As I’m writing this, 60 Minutes is showing a news story that makes my point. (For you 20-somethings, 60 Minutes is the original investigation-centered television news program enjoyed by news junkies in their mid-to-late 40s like me. And older.) This particular story is about the Pakistani-born billionaire who now owns the NFL’s Jacksonville Jaguars. It as nothing to do with a foreign-born sports exec working at the highest level in #SportsBiz. It has everything to do with how this mogul made his money.
Shahid Khan was 16 when he moved from Pakistan to the United States to attend the University of Illinois. While hanging out in the basement of his fraternity house, he began his American dream of owning an NFL team. Kahn’s dream-turned-plan crossed the goal line when he purchased the Jaguars for $760 million. But how’d he make all that loot?

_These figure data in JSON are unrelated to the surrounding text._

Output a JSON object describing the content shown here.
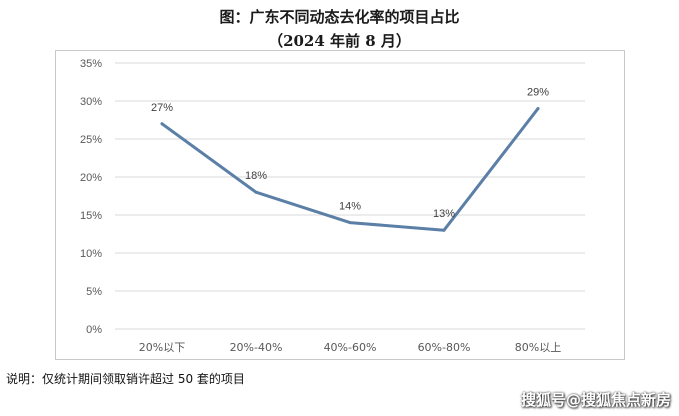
{
  "chart_data": {
    "type": "line",
    "title": "图：广东不同动态去化率的项目占比",
    "subtitle": "（2024 年前 8 月）",
    "categories": [
      "20%以下",
      "20%-40%",
      "40%-60%",
      "60%-80%",
      "80%以上"
    ],
    "series": [
      {
        "values": [
          27,
          18,
          14,
          13,
          29
        ]
      }
    ],
    "data_labels": [
      "27%",
      "18%",
      "14%",
      "13%",
      "29%"
    ],
    "y_ticks": [
      "0%",
      "5%",
      "10%",
      "15%",
      "20%",
      "25%",
      "30%",
      "35%"
    ],
    "ylim": [
      0,
      35
    ],
    "grid": true,
    "line_color": "#5b7fa6",
    "grid_color": "#d9d9d9"
  },
  "note": "说明：仅统计期间领取销许超过 50 套的项目",
  "watermark": "搜狐号@搜狐焦点新房"
}
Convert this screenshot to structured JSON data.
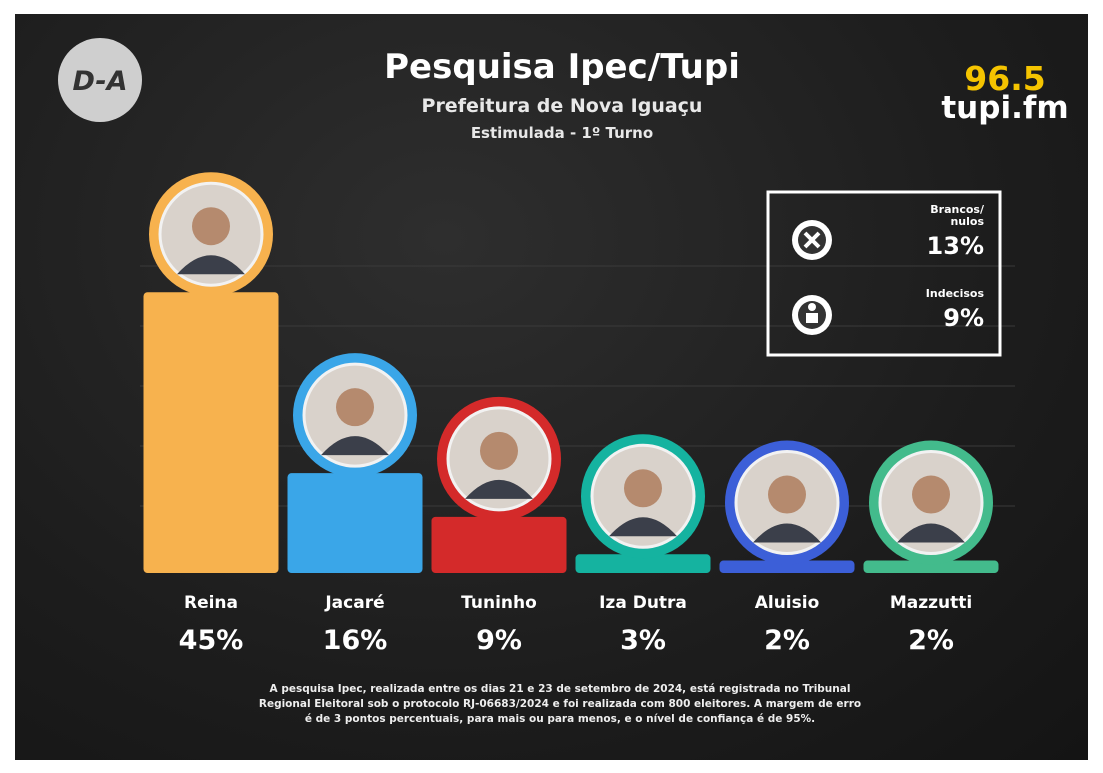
{
  "logo": {
    "left": "D-A",
    "right_top": "96.5",
    "right_bottom": "tupi.fm"
  },
  "chart_data": {
    "type": "bar",
    "title": "Pesquisa Ipec/Tupi",
    "subtitle": "Prefeitura de Nova Iguaçu",
    "subtitle2": "Estimulada - 1º Turno",
    "categories": [
      "Reina",
      "Jacaré",
      "Tuninho",
      "Iza Dutra",
      "Aluisio",
      "Mazzutti"
    ],
    "values": [
      45,
      16,
      9,
      3,
      2,
      2
    ],
    "value_labels": [
      "45%",
      "16%",
      "9%",
      "3%",
      "2%",
      "2%"
    ],
    "colors": [
      "#f7b24e",
      "#3aa6e8",
      "#d42a2a",
      "#15b3a0",
      "#3c5fd8",
      "#43bb8c"
    ],
    "side_stats": {
      "categories": [
        "Brancos/ nulos",
        "Indecisos"
      ],
      "values": [
        13,
        9
      ],
      "value_labels": [
        "13%",
        "9%"
      ]
    },
    "footnote": [
      "A pesquisa Ipec, realizada entre os dias 21 e 23 de setembro de 2024, está registrada no Tribunal",
      "Regional Eleitoral sob o protocolo RJ-06683/2024  e foi realizada com 800 eleitores. A margem de erro",
      "é de 3 pontos percentuais, para mais ou para menos, e o nível de confiança é de 95%."
    ]
  }
}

Khan built his empire using the same principles I’m teaching you here. He owns an auto parts manufacturing company. But instead of making an entire slew of products, he focuses on just one: truck bumpers. By identifying an area where he can specialize, not only has he become an expert over time, he’s now dominating the bumper business and making billions.
This is simple stuff. Focus on what you do well. Specialize. Become an expert. Find someone willing to pay you for it. Enjoy life.
Three Important Questions
1. Who are the experts in your chosen field? (Engage them. Become a sponge.)
2. What specific problem is your expertise/specialty solving? (The more narrow your specialty, the more attractive you are.)
3. Which companies hire experts/specialist like you? (Market yourself accordingly.)